BlueGene/L Puts the Hammer Down
OnePragmatist writes "Cyberinfrastructure Technology Watch is reporting that BlueGene/L has nearly doubled its performance to 135.3 Teraflops by doubling its processors. That seems likely to keep it at no. 1 on the Top500 when the next round comes out in June. But it will be interesting to see how it does when they finally get around to testing it against the HPC Challenge benchmark, which has gained adherents as being more indicative of how a HPC system will peform with various different types of applicatoins."
Obviously that number's based on an unrealistic, 100% efficient scaling factor. But still. The 137 TFlop is coming from 64,000 processors.
It's fun to think about what's just around the corner.
You're confused and lost. According to the top 500 rankings referenced by the article, the highest ranking Cray (an X1) puts out less than 6 TFLOPS.
So try... a cluster of 25+ X1s and then we'll talk =)!
What it would also be interesting is the power consumption and heat production figures of those systems when idle and under heavy load and also the load statistics.
In other words what is the cost in the quest for performance?
Well, if you had Windows on this machine (but be serious, please !)... This would only be one every 64 nodes. I explain why.
Blue Gene is known to run Linux. True, but... In fact, there are two types of nodes in Blue Gene. The computing nodes and the IO nodes. There is 1 IO node for 63 computing nodes. So for a 64000 nodes cluster, there are in fact only 1000 processors that runs Linux. The other 63000 are running an ultra light runtime environment (with MPI and other essential things) to maximize the speed. Even Linux is too heavy for that ! So windows would maybe not make the performances so bad... But I don't believe IBM didn't ever considered this option !
Several decades ago, a computer filled an entire room, and "I think there is a world market for maybe five computers"
A few decades ago, people thought Bill Gates was wrong when he reckoned there would soon be a time when there was a computer in every home.
Now, a supercomputer fills an entire room. So how long before someone reckons that there will come a time when there will be a supercomputer in every home?

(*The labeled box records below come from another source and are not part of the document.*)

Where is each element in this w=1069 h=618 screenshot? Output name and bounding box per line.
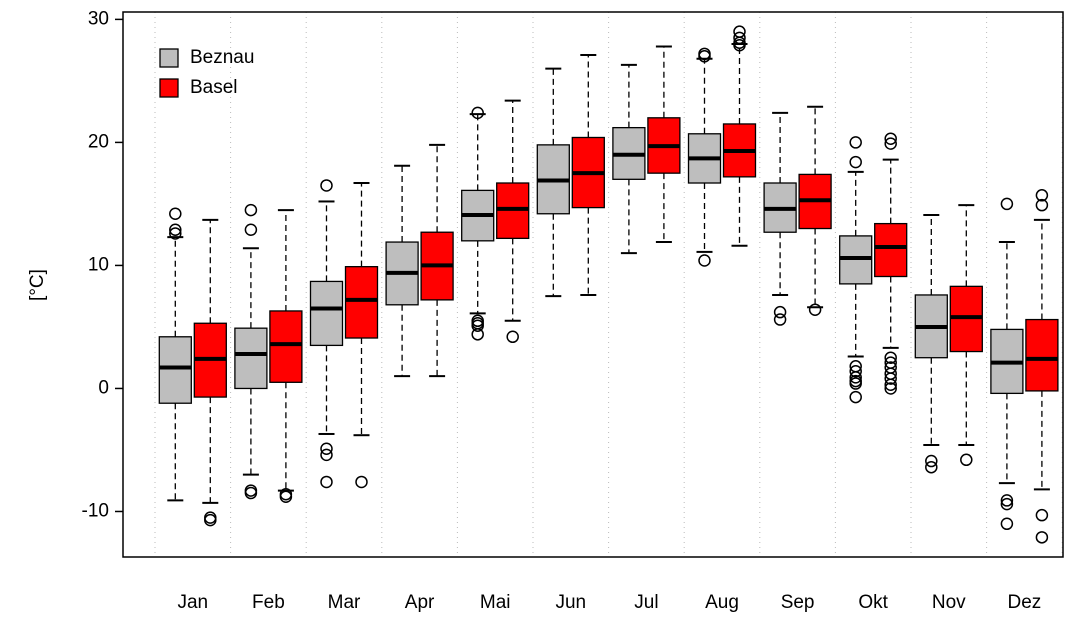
- outlier: [320, 448, 333, 462]
- outlier: [355, 475, 368, 489]
- outlier: [733, 38, 746, 52]
- outlier: [733, 31, 746, 45]
- box: [269, 310, 303, 383]
- box: [309, 280, 344, 347]
- x-tick-label: Feb: [252, 592, 285, 613]
- outlier: [169, 223, 182, 237]
- x-tick-label: Jun: [555, 592, 586, 613]
- outlier: [1000, 497, 1014, 511]
- box: [1025, 318, 1059, 392]
- outlier: [884, 351, 897, 364]
- legend-swatch: [159, 78, 179, 98]
- outlier: [698, 47, 711, 61]
- box: [344, 266, 379, 339]
- plot-frame: [122, 11, 1064, 558]
- outlier: [471, 317, 484, 330]
- legend-label: Beznau: [190, 47, 254, 68]
- outlier: [244, 223, 258, 237]
- box: [234, 327, 268, 390]
- x-tick-label: Mai: [480, 592, 511, 613]
- outlier: [320, 179, 333, 192]
- x-tick-label: Sep: [781, 592, 815, 613]
- outlier: [849, 390, 862, 404]
- outlier: [1000, 197, 1014, 211]
- y-tick-label: 10: [88, 254, 109, 275]
- legend-label: Basel: [190, 77, 238, 98]
- y-tick-label: 0: [98, 377, 109, 398]
- outlier: [808, 303, 822, 316]
- outlier: [884, 132, 897, 145]
- outlier: [471, 319, 484, 332]
- y-tick-label: 20: [88, 131, 109, 152]
- outlier: [506, 330, 519, 344]
- outlier: [279, 490, 293, 503]
- y-tick-label: -10: [82, 500, 109, 521]
- box: [874, 222, 908, 278]
- outlier: [1035, 198, 1049, 212]
- outlier: [244, 203, 258, 217]
- outlier: [1035, 508, 1049, 522]
- outlier: [884, 137, 897, 150]
- outlier: [849, 377, 862, 390]
- x-tick-label: Apr: [405, 592, 435, 613]
- outlier: [849, 136, 862, 149]
- x-tick-label: Okt: [858, 592, 888, 613]
- outlier: [884, 372, 897, 385]
- outlier: [320, 442, 333, 455]
- outlier: [1035, 531, 1049, 544]
- box: [158, 336, 192, 404]
- outlier: [849, 371, 862, 384]
- y-axis-label: [°C]: [27, 269, 48, 301]
- outlier: [925, 454, 938, 468]
- x-tick-label: Jul: [634, 592, 658, 613]
- y-tick-label: 30: [88, 8, 109, 29]
- outlier: [471, 328, 484, 341]
- x-tick-label: Mar: [328, 592, 361, 613]
- outlier: [1035, 189, 1049, 202]
- outlier: [244, 486, 258, 500]
- outlier: [204, 511, 217, 524]
- outlier: [773, 313, 787, 326]
- outlier: [320, 475, 333, 489]
- outlier: [884, 378, 897, 392]
- legend-swatch: [159, 48, 179, 68]
- outlier: [960, 453, 973, 467]
- outlier: [244, 484, 258, 497]
- x-tick-label: Aug: [705, 592, 739, 613]
- outlier: [773, 305, 787, 319]
- outlier: [698, 50, 711, 63]
- outlier: [169, 227, 182, 240]
- outlier: [169, 207, 182, 221]
- outlier: [1000, 517, 1014, 531]
- x-tick-label: Dez: [1008, 592, 1042, 613]
- outlier: [698, 254, 711, 267]
- outlier: [1000, 494, 1014, 507]
- x-tick-label: Jan: [177, 592, 208, 613]
- outlier: [204, 513, 217, 527]
- x-tick-label: Nov: [932, 592, 966, 613]
- outlier: [849, 364, 862, 378]
- outlier: [471, 106, 484, 120]
- outlier: [849, 155, 862, 169]
- outlier: [925, 460, 938, 474]
- outlier: [884, 382, 897, 395]
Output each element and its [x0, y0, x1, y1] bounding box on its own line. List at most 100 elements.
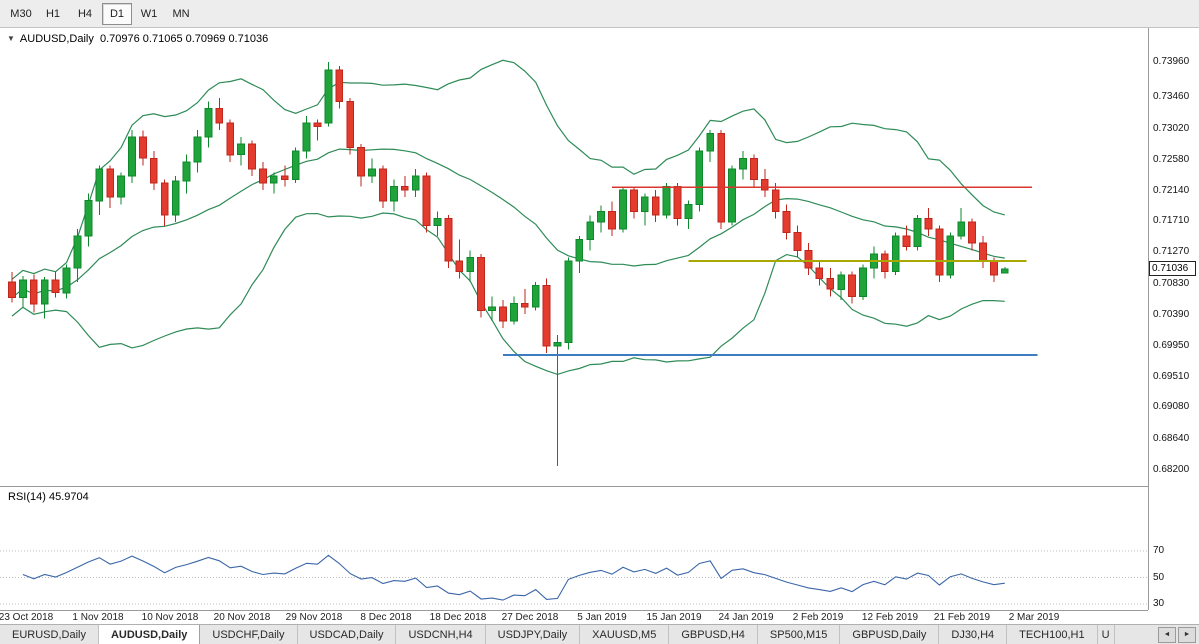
candle-body [520, 302, 529, 308]
price-axis-label: 0.69510 [1153, 370, 1190, 382]
panel-separator[interactable] [0, 486, 1199, 487]
candle-body [531, 285, 540, 308]
symbol-tab-u[interactable]: U [1097, 625, 1115, 644]
candle-body [510, 302, 518, 322]
date-axis-label: 2 Feb 2019 [792, 612, 844, 623]
candle-body [302, 122, 311, 152]
candle-body [19, 279, 27, 299]
candle-body [913, 217, 922, 248]
date-axis-label: 1 Nov 2018 [72, 612, 124, 623]
candle-body [455, 260, 464, 272]
candle-body [619, 189, 627, 230]
candle-body [553, 341, 562, 347]
bollinger-lower-band [11, 212, 1005, 376]
candle-body [880, 253, 889, 273]
candle-body [226, 122, 235, 156]
price-axis-label: 0.72140 [1153, 184, 1190, 196]
symbol-tab-dj30-h4[interactable]: DJ30,H4 [939, 625, 1008, 644]
price-axis-label: 0.73960 [1153, 55, 1190, 67]
candle-body [346, 101, 355, 149]
date-axis-label: 18 Dec 2018 [429, 612, 487, 623]
candle-body [433, 217, 442, 226]
timeframe-button-d1[interactable]: D1 [102, 2, 132, 25]
tab-scroll-right-button[interactable]: ► [1178, 626, 1196, 643]
rsi-axis-label: 50 [1153, 571, 1165, 583]
price-axis-label: 0.73020 [1153, 122, 1190, 134]
date-axis-label: 24 Jan 2019 [718, 612, 774, 623]
candle-body [564, 260, 573, 343]
symbol-tab-usdjpy-daily[interactable]: USDJPY,Daily [485, 625, 581, 644]
symbol-tab-xauusd-m5[interactable]: XAUUSD,M5 [580, 625, 670, 644]
candlestick-chart[interactable] [0, 28, 1148, 486]
rsi-axis-label: 30 [1153, 598, 1165, 609]
timeframe-button-h4[interactable]: H4 [77, 7, 93, 20]
rsi-subchart[interactable] [0, 487, 1148, 610]
price-axis-label: 0.69080 [1153, 401, 1190, 413]
symbol-tab-gbpusd-h4[interactable]: GBPUSD,H4 [669, 625, 758, 644]
timeframe-toolbar: M30 H1 H4 D1 W1 MN [0, 0, 1199, 28]
symbol-tab-audusd-daily[interactable]: AUDUSD,Daily [98, 625, 201, 644]
date-axis-label: 2 Mar 2019 [1008, 612, 1060, 623]
symbol-tab-eurusd-daily[interactable]: EURUSD,Daily [0, 625, 99, 644]
candle-body [291, 150, 300, 180]
symbol-tab-usdcnh-h4[interactable]: USDCNH,H4 [396, 625, 486, 644]
candle-body [106, 168, 115, 198]
price-axis-label: 0.73460 [1153, 91, 1190, 103]
candle-body [422, 175, 431, 226]
date-axis-label: 10 Nov 2018 [141, 612, 199, 623]
date-axis-label: 29 Nov 2018 [285, 612, 343, 623]
candle-body [902, 235, 911, 248]
price-axis-label: 0.68200 [1153, 463, 1190, 475]
timeframe-button-w1[interactable]: W1 [140, 7, 158, 20]
candle-body [728, 168, 737, 223]
candle-body [706, 133, 715, 152]
candle-body [8, 281, 16, 299]
candle-body [684, 203, 693, 220]
candle-body [324, 69, 333, 124]
candle-body [586, 221, 595, 241]
candle-body [313, 122, 322, 127]
candle-body [979, 242, 987, 262]
symbol-tab-tech100-h1[interactable]: TECH100,H1 [1007, 625, 1098, 644]
tab-scroll-left-button[interactable]: ◄ [1158, 626, 1176, 643]
candle-body [204, 108, 213, 138]
candle-body [750, 157, 758, 181]
tab-scroll-controls: ◄ ► [1157, 625, 1199, 644]
candle-body [51, 279, 60, 294]
timeframe-button-m30[interactable]: M30 [10, 7, 32, 20]
rsi-axis-label: 70 [1153, 545, 1165, 556]
candle-body [717, 133, 726, 223]
candle-body [73, 235, 82, 269]
candle-body [139, 136, 147, 159]
rsi-indicator-label: RSI(14) 45.9704 [8, 491, 89, 503]
symbol-tab-gbpusd-daily[interactable]: GBPUSD,Daily [840, 625, 940, 644]
candle-body [149, 157, 158, 184]
timeframe-button-mn[interactable]: MN [172, 7, 190, 20]
candle-body [575, 239, 584, 262]
symbol-tab-usdcad-daily[interactable]: USDCAD,Daily [297, 625, 397, 644]
price-axis-label: 0.70390 [1153, 308, 1190, 320]
timeframe-button-h1[interactable]: H1 [45, 7, 61, 20]
candle-body [269, 175, 278, 184]
symbol-tab-usdchf-daily[interactable]: USDCHF,Daily [200, 625, 298, 644]
candle-body [488, 306, 496, 311]
candle-body [215, 108, 224, 124]
date-axis-label: 20 Nov 2018 [213, 612, 271, 623]
candle-body [128, 136, 136, 177]
symbol-tab-sp500-m15[interactable]: SP500,M15 [757, 625, 841, 644]
candle-body [771, 189, 780, 212]
candle-body [891, 235, 900, 273]
candle-body [390, 186, 398, 202]
candle-body [662, 186, 671, 216]
candle-body [815, 267, 824, 280]
candle-body [826, 278, 835, 290]
candle-body [62, 267, 71, 294]
candle-body [542, 285, 551, 347]
candle-body [935, 228, 944, 276]
candle-body [444, 217, 453, 262]
candle-body [84, 200, 93, 237]
candle-body [924, 217, 933, 230]
candle-body [237, 143, 245, 156]
bollinger-middle-band [11, 148, 1005, 299]
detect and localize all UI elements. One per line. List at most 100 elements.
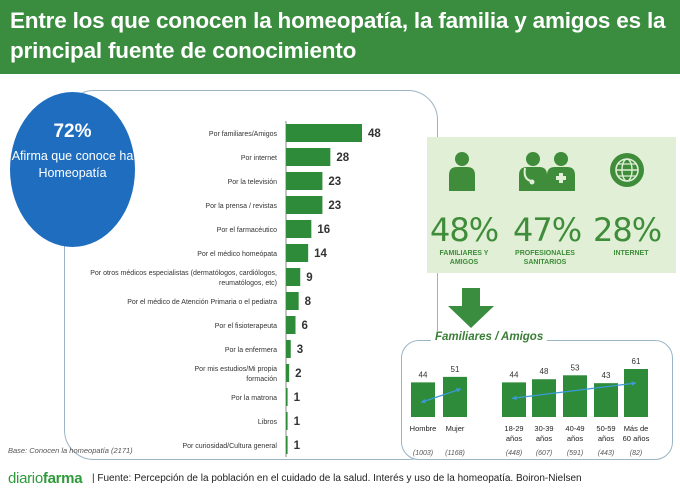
family-category-label-2: años: [506, 434, 523, 443]
bar-value-6: 9: [306, 272, 312, 284]
category-label-6: reumatólogos, etc): [219, 280, 277, 287]
age-trend-arrow-head: [512, 395, 517, 401]
family-bar-2: [502, 382, 526, 417]
header-banner: Entre los que conocen la homeopatía, la …: [0, 0, 680, 74]
bar-value-5: 14: [314, 248, 327, 260]
family-category-label-4: 40-49: [565, 424, 584, 433]
family-category-label-2: 18-29: [504, 424, 523, 433]
stat-family-percent: 48%: [430, 211, 499, 249]
footer: diariofarma | Fuente: Percepción de la p…: [0, 466, 680, 492]
category-label-13: Por curiosidad/Cultura general: [182, 443, 277, 450]
page-title: Entre los que conocen la homeopatía, la …: [10, 8, 666, 63]
category-label-5: Por el médico homeópata: [197, 251, 277, 258]
highlight-circle: 72% Afirma que conoce ha Homeopatía: [10, 92, 135, 247]
category-label-11: Por la matrona: [231, 395, 277, 402]
category-label-4: Por el farmacéutico: [217, 227, 277, 234]
family-base-2: (448): [506, 450, 522, 457]
bar-4: [286, 220, 312, 238]
family-category-label-5: años: [598, 434, 615, 443]
family-bar-value-2: 44: [510, 370, 519, 379]
family-bar-3: [532, 379, 556, 417]
family-category-label-3: años: [536, 434, 553, 443]
bar-value-11: 1: [294, 392, 301, 404]
brand-bold: farma: [42, 470, 83, 487]
gender-trend-arrow-head: [456, 388, 461, 393]
category-label-9: Por la enfermera: [225, 347, 277, 354]
stats-panel: 48% FAMILIARES Y AMIGOS 47% PROFESIONALE…: [427, 137, 676, 273]
bar-value-1: 28: [336, 152, 349, 164]
bar-0: [286, 124, 362, 142]
family-bar-value-3: 48: [540, 367, 549, 376]
bar-10: [286, 364, 290, 382]
category-label-12: Libros: [258, 419, 278, 426]
brand-logo: diariofarma: [8, 470, 83, 487]
category-label-3: Por la prensa / revistas: [205, 203, 277, 210]
bar-value-10: 2: [295, 368, 301, 380]
family-category-label-6: 60 años: [623, 434, 650, 443]
stat-professionals-percent: 47%: [513, 211, 582, 249]
source-note: | Fuente: Percepción de la población en …: [92, 473, 582, 484]
stat-family-label: FAMILIARES Y AMIGOS: [439, 250, 489, 266]
highlight-text: Afirma que conoce ha Homeopatía: [11, 149, 134, 180]
family-base-0: (1003): [413, 450, 433, 457]
stat-professionals-label: PROFESIONALES SANITARIOS: [515, 250, 575, 266]
stat-internet-percent: 28%: [593, 211, 662, 249]
highlight-percent: 72%: [53, 121, 92, 142]
category-label-10: Por mis estudios/Mi propia: [195, 366, 278, 373]
category-label-6: Por otros médicos especialistas (dermató…: [90, 270, 277, 277]
bar-2: [286, 172, 323, 190]
family-bar-0: [411, 382, 435, 417]
bar-value-2: 23: [328, 176, 341, 188]
age-trend-arrow: [511, 382, 637, 400]
family-category-label-1: Mujer: [446, 424, 465, 433]
bar-9: [286, 340, 291, 358]
bar-value-9: 3: [297, 344, 303, 356]
gender-trend-arrow: [420, 388, 462, 403]
family-bar-value-4: 53: [571, 363, 580, 372]
down-arrow-icon: [448, 288, 494, 328]
family-category-label-6: Más de: [624, 424, 649, 433]
age-trend-arrow-head: [631, 381, 636, 386]
bar-13: [286, 436, 288, 454]
bar-6: [286, 268, 301, 286]
family-base-4: (591): [567, 450, 583, 457]
category-label-7: Por el médico de Atención Primaria o el …: [127, 299, 277, 306]
bar-value-12: 1: [294, 416, 301, 428]
family-base-5: (443): [598, 450, 614, 457]
bar-value-3: 23: [328, 200, 341, 212]
family-bar-value-0: 44: [419, 370, 428, 379]
bar-8: [286, 316, 296, 334]
family-bar-6: [624, 369, 648, 417]
family-bar-1: [443, 376, 467, 417]
category-label-1: Por internet: [241, 155, 277, 162]
category-label-10: formación: [246, 376, 277, 383]
family-base-1: (1168): [445, 450, 465, 457]
category-label-2: Por la televisión: [228, 179, 278, 186]
gender-trend-arrow-head: [421, 398, 426, 404]
bar-12: [286, 412, 288, 430]
stat-internet-label: INTERNET: [613, 250, 649, 257]
family-category-label-4: años: [567, 434, 584, 443]
family-bar-value-1: 51: [451, 365, 460, 374]
doctors-icon: [519, 152, 575, 191]
family-bar-5: [594, 383, 618, 417]
bar-value-7: 8: [305, 296, 312, 308]
category-label-0: Por familiares/Amigos: [209, 131, 278, 138]
bar-value-4: 16: [317, 224, 330, 236]
family-category-label-3: 30-39: [534, 424, 553, 433]
globe-icon: [610, 153, 644, 187]
family-bar-4: [563, 375, 587, 417]
family-category-label-0: Hombre: [410, 424, 437, 433]
bar-value-0: 48: [368, 128, 381, 140]
family-bar-value-6: 61: [632, 357, 641, 366]
family-category-label-5: 50-59: [596, 424, 615, 433]
family-chart-title: Familiares / Amigos: [431, 331, 548, 343]
person-icon: [449, 152, 475, 191]
bar-1: [286, 148, 331, 166]
bar-11: [286, 388, 288, 406]
category-label-8: Por el fisioterapeuta: [215, 323, 277, 330]
bar-3: [286, 196, 323, 214]
base-note: Base: Conocen la homeopatía (2171): [8, 446, 133, 455]
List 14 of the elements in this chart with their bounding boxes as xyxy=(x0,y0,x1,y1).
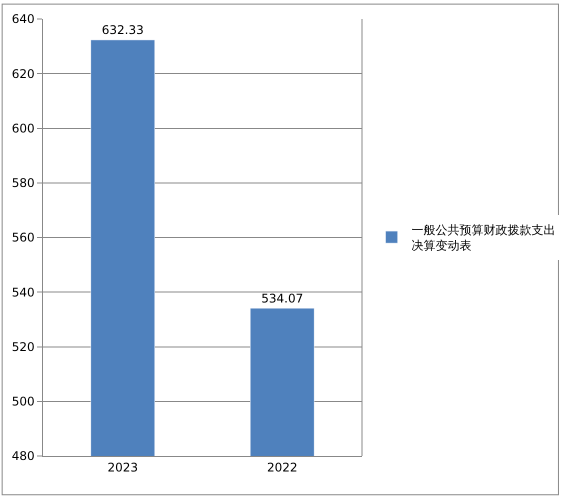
data-label: 632.33 xyxy=(102,22,144,37)
data-label: 534.07 xyxy=(261,291,304,306)
y-tick-label: 600 xyxy=(12,121,35,136)
y-tick-label: 620 xyxy=(12,66,35,81)
y-tick-label: 500 xyxy=(12,394,35,409)
x-tick-label: 2022 xyxy=(266,460,298,474)
y-tick-label: 560 xyxy=(12,230,35,245)
y-tick-label: 540 xyxy=(12,285,35,300)
x-tick-label: 2023 xyxy=(107,460,138,474)
y-tick-label: 580 xyxy=(12,176,35,190)
y-tick-label: 640 xyxy=(12,12,35,26)
legend-label: 一般公共预算财政拨款支出决算变动表 xyxy=(412,222,556,253)
y-tick-label: 520 xyxy=(12,340,35,354)
y-tick-label: 480 xyxy=(12,449,35,464)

"She's furniture with a pulse"
I think the whole point of using a machine of this size is that you write your custom application specifically with it in mind. I would be highly surprised if after leasing one, or a share on one, IBM doesn't provide documentation on how to create an application which takes advantage of the machine's architecture.
In contrast, SP is plenty of accuracy for things like rendering and game physics, since (very loosely speaking) as long as you're within a fraction of a pixel of the right answer you don't need any more accuracy.
I'd say the Cell architecture is very well suited for supercomputing as well as gaming, but the announced Cell implementation appears to me to be clearly targeted at the PS3. They'll have to come out with a "Cell HPC Edition" that has much better DP performance before they take over supercomputing. Not that I don't expect that they're working on that as we speak...
What's the scalar performance of one of these beasties?
Can an Athlon 64 / P4 beat it on scalar code? The whole HPC world has gotten boring since Cray died. Here's why I say that:
The Cray 1 had the best SCALAR and VECTOR performance in the world.
The Cray 2 was an ass kicker, the Cray 3 was a real ass kicker (if only they could build them reliably).
Cray pushed the boundaries, he pushed them too far at some points -- designing and trying to build machines that they couldn't make reliable.
So it'll be a cold day in hell before I get all fired up over the fact that someone else managed to glue together a bazillion 'killer micros' and win at Linpack...
Now if someone would bring back the idea of transputers, or we saw some *real* efforts at Dataflow and FP then I'd be excited. I'd love a PC with 8 small, simple, fast, in-order tightly bound cpus. Don't say CELL, all indications are that they will be a *real* PITA to program to get any decent performance out of.
I don't think they thought that at all (Let's build a supercomputer). I think the natural problem they were trying to solve.
This is because when you have the following conditions:
-- Lots of memory bandwidth needed
-- Fast floating point
-- Parallelizable code
-- Hand tuned kernels OK
You end up with something that looks lots like a supercomputer. You just turned your compute bound problem into an IO bound problem. We may want to revise that saying -- and say 'You turned your compute bound problem into a coding problem'. Supercomputer performance seems more bound by the feasibility of extracting decent performance from the iron than it used to be -- Judging by the stuff I have read by the old-hands.